Re: Engine Testing - Statistics
Posted: Sun Jan 17, 2010 7:28 pm
I think that the target is not correct.zamar wrote:I think that most of us in here agree what you are saying, but I want to express things from a different point of view:bob wrote: That said, one can compute how bad things might get, worse case, or best case, and choose to stop if the results drop below this threshold, or if they go above. But you have to be _sure_ you are willing to accept the resulting inaccuracy. Simply makes more sense to have a fixed stop point set before you start. Anything else is based on a fallacy that is well-known but not well-understood. Sudden up-swings or down-swings are expected. And they can't be what you use to measure overeall results.
* As an inexperienced programmer I _often_ write patches which are extremely bad. In Stockfish development we have a rule that each patch which gets accepted must be tested in 1000 games match versus original.
* Now if after 150 games result is Mod - Orig: 50 - 100, there is no point of continuing anymore, patch is completely garbage. But I'd like to get scientifically valid condition when to stop.
* Another example is that if after 1000 games result is +30 elo (which is rear, but sometimes do happen!), there is no need for further games. But if it is only say +6elo, there might be need for another 1000 games match. But I'd really like to know what happens to error bars in this case. Because now it's question about conditional probability I cannot use the usual formula for the error bars.
In short this comes down to question: We want to commit patches which are improvements and discard the rest.
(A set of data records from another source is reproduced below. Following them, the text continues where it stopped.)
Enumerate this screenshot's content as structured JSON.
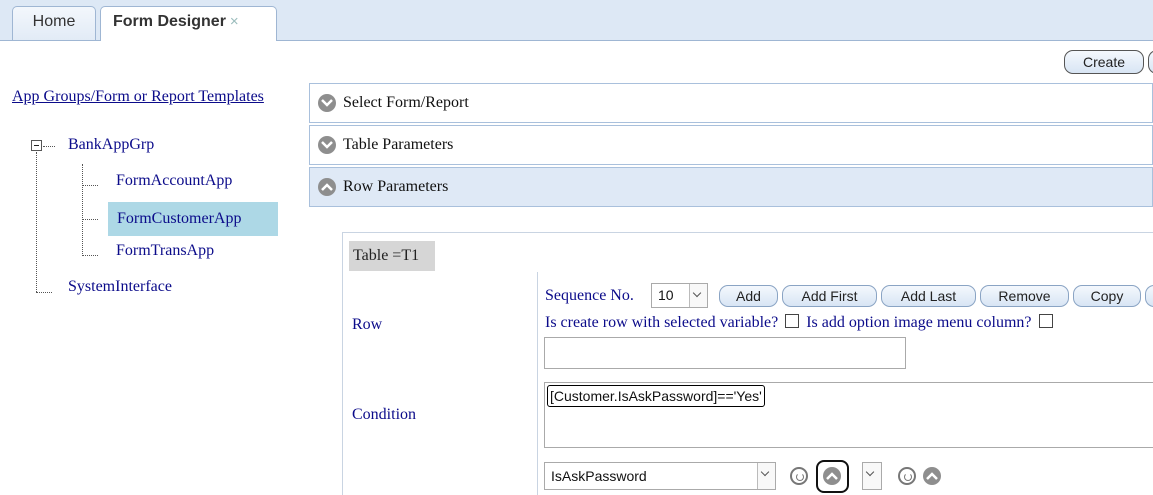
{
  "tabs": [
    {
      "label": "Home"
    },
    {
      "label": "Form Designer",
      "close": "×"
    }
  ],
  "toolbar": {
    "create_label": "Create"
  },
  "tree": {
    "root_label": "App Groups/Form or Report Templates",
    "groups": [
      {
        "label": "BankAppGrp",
        "expanded": true,
        "children": [
          "FormAccountApp",
          "FormCustomerApp",
          "FormTransApp"
        ]
      },
      {
        "label": "SystemInterface"
      }
    ],
    "selected": "FormCustomerApp"
  },
  "accordion": [
    {
      "label": "Select Form/Report",
      "icon": "chevron-down-icon"
    },
    {
      "label": "Table Parameters",
      "icon": "chevron-down-icon"
    },
    {
      "label": "Row Parameters",
      "icon": "chevron-up-icon",
      "active": true
    }
  ],
  "row_params": {
    "table_label": "Table =T1",
    "row_label": "Row",
    "condition_label": "Condition",
    "sequence_label": "Sequence No.",
    "sequence_value": "10",
    "buttons": [
      "Add",
      "Add First",
      "Add Last",
      "Remove",
      "Copy"
    ],
    "chk_selected_variable": "Is create row with selected variable?",
    "chk_option_image": "Is add option image menu column?",
    "row_text_value": "",
    "condition_value": "[Customer.IsAskPassword]=='Yes'",
    "variable_select": "IsAskPassword"
  },
  "colors": {
    "tabbar": "#dde8f5",
    "link": "#0b0b8a",
    "selected_bg": "#add8e6",
    "accordion_active": "#dfe9f6"
  }
}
We want the success rate to be X% (for example 90%). What is the optimal testing strategy when you want to minimize the number of games?
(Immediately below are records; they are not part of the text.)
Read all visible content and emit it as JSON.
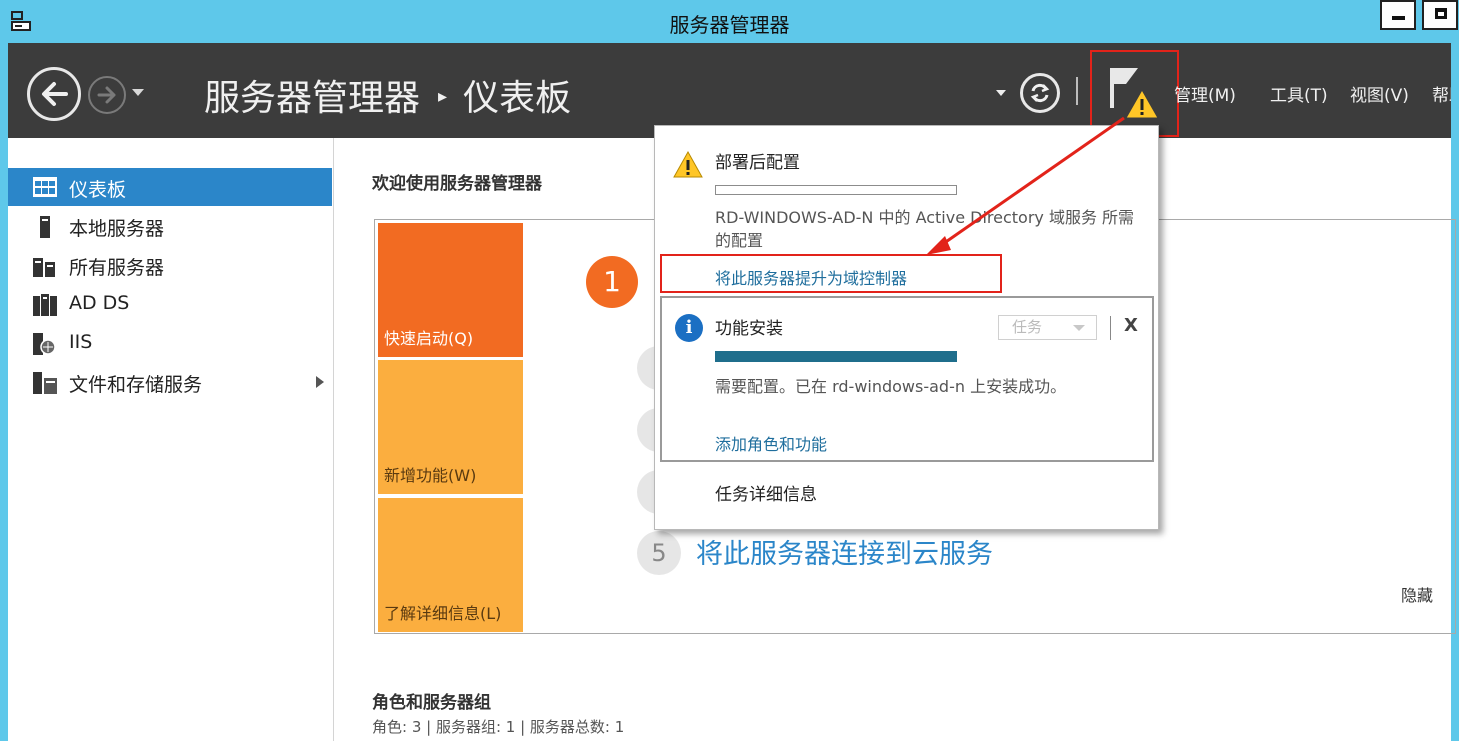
{
  "window": {
    "title": "服务器管理器"
  },
  "header": {
    "breadcrumb_root": "服务器管理器",
    "breadcrumb_separator": "▸",
    "breadcrumb_current": "仪表板",
    "menus": {
      "manage": "管理(M)",
      "tools": "工具(T)",
      "view": "视图(V)",
      "help": "帮助(H)"
    }
  },
  "sidebar": {
    "items": [
      {
        "label": "仪表板",
        "icon": "dashboard-icon",
        "active": true
      },
      {
        "label": "本地服务器",
        "icon": "server-icon"
      },
      {
        "label": "所有服务器",
        "icon": "servers-icon"
      },
      {
        "label": "AD DS",
        "icon": "ad-ds-icon"
      },
      {
        "label": "IIS",
        "icon": "iis-icon"
      },
      {
        "label": "文件和存储服务",
        "icon": "storage-icon",
        "expandable": true
      }
    ]
  },
  "main": {
    "welcome_title": "欢迎使用服务器管理器",
    "tiles": {
      "quick_start": "快速启动(Q)",
      "whats_new": "新增功能(W)",
      "learn_more": "了解详细信息(L)"
    },
    "step_badge": "1",
    "step_5_number": "5",
    "step_5_text": "将此服务器连接到云服务",
    "hide_label": "隐藏",
    "roles_title": "角色和服务器组",
    "roles_summary": "角色: 3 | 服务器组: 1 | 服务器总数: 1"
  },
  "notifications": {
    "post_deploy": {
      "title": "部署后配置",
      "description": "RD-WINDOWS-AD-N 中的 Active Directory 域服务 所需的配置",
      "link": "将此服务器提升为域控制器"
    },
    "feature_install": {
      "title": "功能安装",
      "task_dropdown": "任务",
      "close": "X",
      "description": "需要配置。已在 rd-windows-ad-n 上安装成功。",
      "link": "添加角色和功能",
      "progress": 1.0
    },
    "task_details": "任务详细信息"
  },
  "colors": {
    "title_bar": "#5ec8ea",
    "header_bg": "#3c3c3c",
    "active_item": "#2b86c9",
    "tile_orange": "#f26b22",
    "tile_amber": "#fbae3f",
    "link": "#1f6e9d",
    "annotation_red": "#e2231a"
  }
}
The target is to improve the engine and I see no reason for deciding about constant X% success rate.
If after many games you do not get a significant result then you still may want to accept the version that scored better even if you have less than X% success rate because even if 6 of these changes give 1 elo and 4 of these changes reduce 1 elo you still have a 2 elo improvement.
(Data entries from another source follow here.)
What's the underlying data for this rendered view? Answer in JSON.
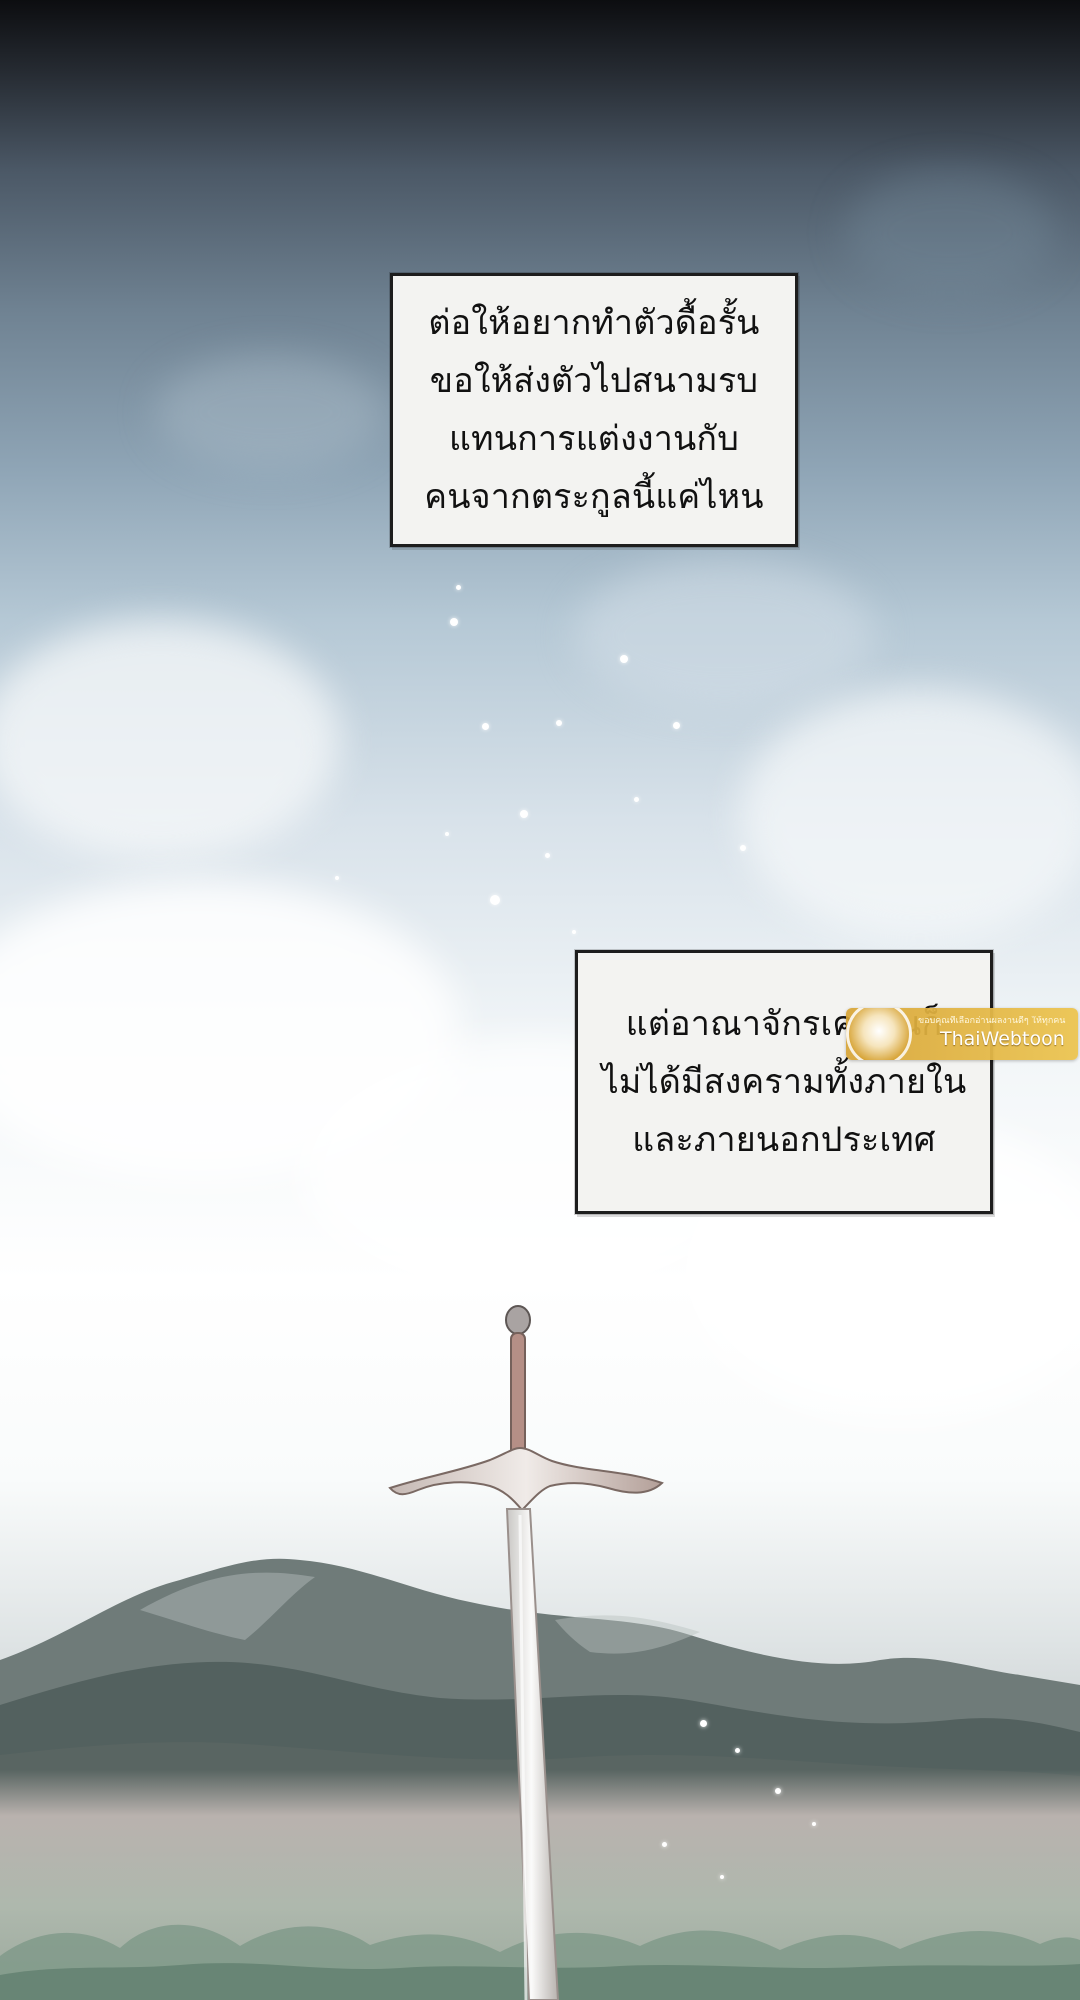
{
  "panel": {
    "caption_top": {
      "lines": [
        "ต่อให้อยากทำตัวดื้อรั้น",
        "ขอให้ส่งตัวไปสนามรบ",
        "แทนการแต่งงานกับ",
        "คนจากตระกูลนี้แค่ไหน"
      ]
    },
    "caption_bottom": {
      "lines": [
        "แต่อาณาจักรเคฟรันก็",
        "ไม่ได้มีสงครามทั้งภายใน",
        "และภายนอกประเทศ"
      ]
    }
  },
  "watermark": {
    "small_text": "ขอบคุณที่เลือกอ่านผลงานดีๆ ให้ทุกคน",
    "brand": "ThaiWebtoon"
  },
  "colors": {
    "caption_bg": "#f3f3f1",
    "caption_border": "#1d1d1d",
    "watermark_gold": "#d7a435",
    "sky_dark": "#0c0d10",
    "sky_light": "#ffffff"
  }
}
I think that a good testing strategy may be something like this(when you can modify 10,000 and 200 to different numbers).
1)For every change play 10,000 games or less than it.
2)If the new program is leading by 200 points(relative to the old program)
than then accept the change(it means that if you see result like 2600:2400 you accept the change).
3)If the old program is leading by 200 points reject the change.
4)In other cases choose the winner(in other cases you do not know if the change is good or bad but in most cases the program that scored better is better and you do not care if the probability that the change is positive is only 60%.
Note that this strategy is also possible for people who do not like testing engine against a previous version and they can simply compare the result of version X against some opponents after N games with the result of version X+1 against the same opponents after N games.